Each credit union should implement a sound risk management framework to identify, measure, and control the level of concentration risk commensurate with the size and complexity of the institution. The framework should include: specific board and management oversight reports; standards for monitoring and managing the higher-risk concentrations; appropriate management information systems; strong credit underwriting standards; and a robust asset risk review function.
Concentration risk management and mitigation is essential regardless of economic conditions. The Department expects credit unions to develop risk management systems to ensure prudent underwriting and investment standards including board-approved reasonable limits for higher-risk concentrations. The board should review the risk management systems on a scheduled basis, including adjusting and refining concentration limits.
The Department examiners review a credit union’s risk management practices in relation to concentrations that pose significant risks. For example, when there is significant exposure to purchased loans from third parties who control the servicing, disbursement, and collection processes, this relationship requires a more intensive review of the controls. The Department encourages the use of an independent, qualified third-party to review and monitor these relationships. The third-party review can be performed by an outside person or internal staff, but should retain its independence. An independent review is particularly important when the relationship involves higher-risk loans or investments and the institution lacks a strong risk management system.

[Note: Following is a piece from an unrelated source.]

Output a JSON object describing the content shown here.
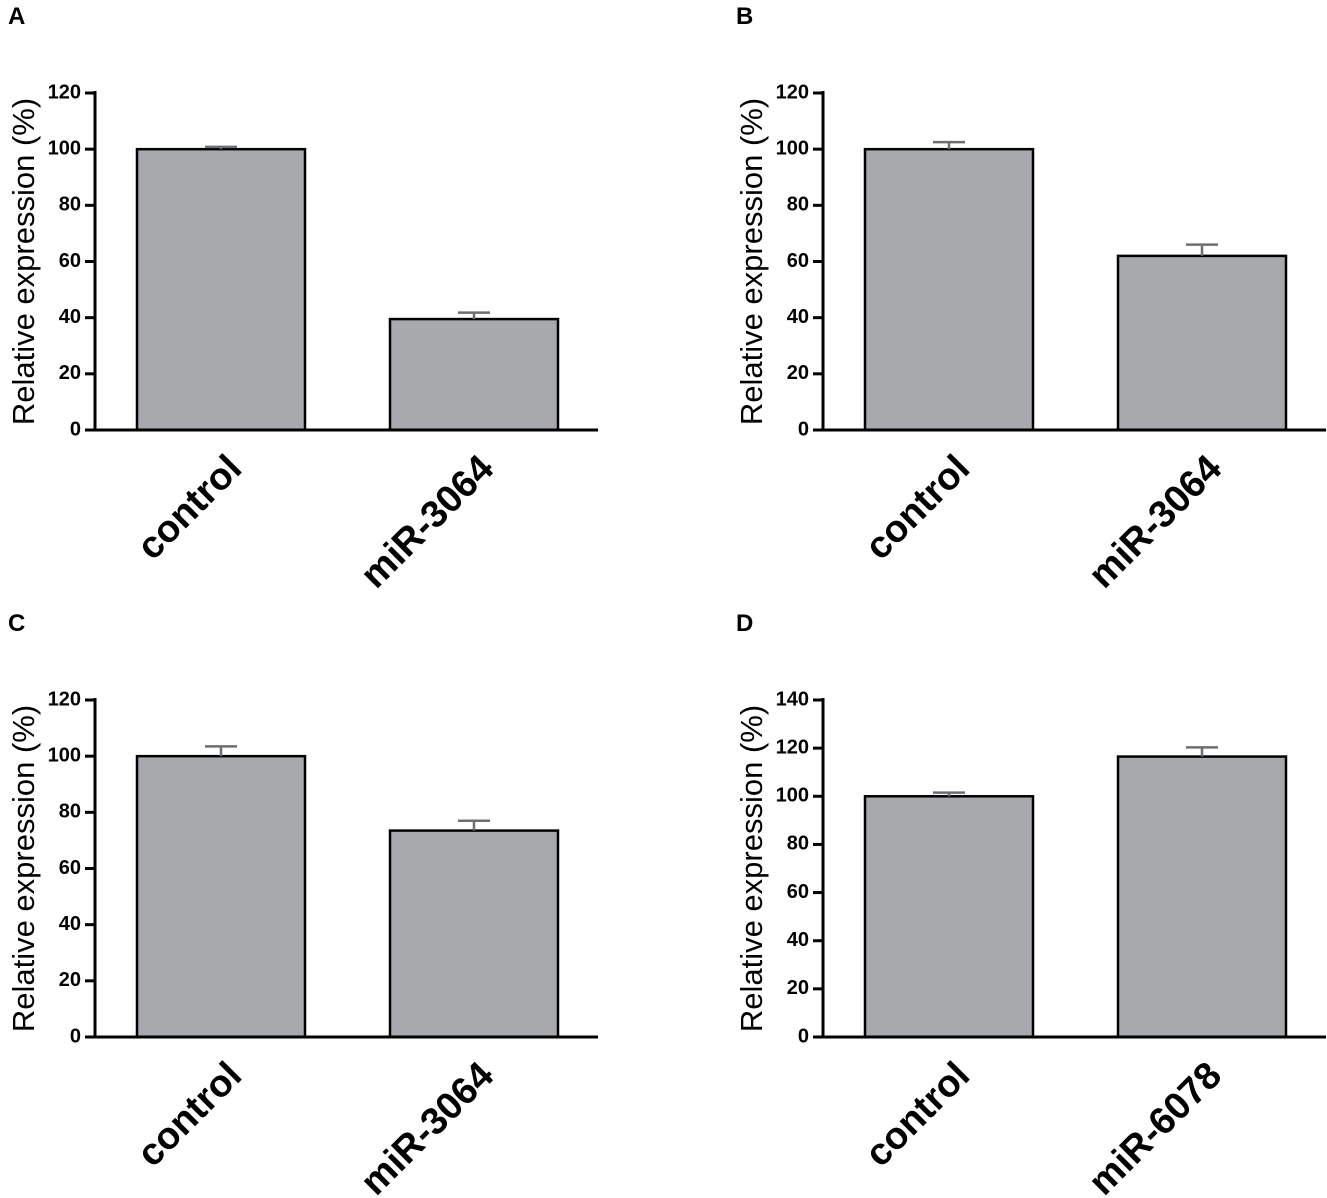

The following list summarizes lessons learned from recent examinations. The Department examiners will consider these lessons while assessing a credit union’s risk management systems.
Market pressures and competition have compelled some credit unions to lower underwriting standards and loan terms to increase origination volume. Concentrations of loans originated under lowered standards increase risk.
Higher-risk activities and concentration risks can be masked by financial success during periods of favorable economic conditions. Credit unions with concentration levels in higher risk activities should maintain sufficient net worth buffers in excess of Prompt Corrective Action “Well Capitalized” levels to compensate for the higher risk.
Rapid growth in asset concentrations should be monitored carefully. Detection of underwriting deficiencies and loan performance weaknesses often occurs after the risk has grown to an excess level.
Credit-related models are not likely to perform as well in a rapidly deteriorating environment. ALLL provisions methodologies are often based on historic loan performance resulting in reserve levels that do not keep pace with the current loan performance and losses. During economic fluctuations, management should shorten the “lookback” period for portfolio performance to ensure sufficient ALLLs.
The Department encourages credit unions to provide credit to qualified members for consumer and business purposes, provided that such credit is extended in a safe and sound manner. Credit unions must also document each borrower’s willingness and ability to repay. Such documentation should be commensurate with the size and risk of the respective extensions of credit. Credit unions should ensure they adhere to prudent underwriting practices, particularly for loan portfolios with higher risk concentrations. Credit unions should not allow competitive pressures to erode the quality of underwriting.
Department examiners will closely review and scrutinize higher risk concentrations during examinations. These reviews will assess management and the Board’s ability to establish appropriate concentration limits and implement effective risk management systems. The Department will exercise supervisory discretion in limiting or curtailing activities to prevent and limit unsafe and unsound business activities. The Department will pursue corrective action or enforcement action when a credit union does not maintain appropriate concentration limits or takes excessive risks.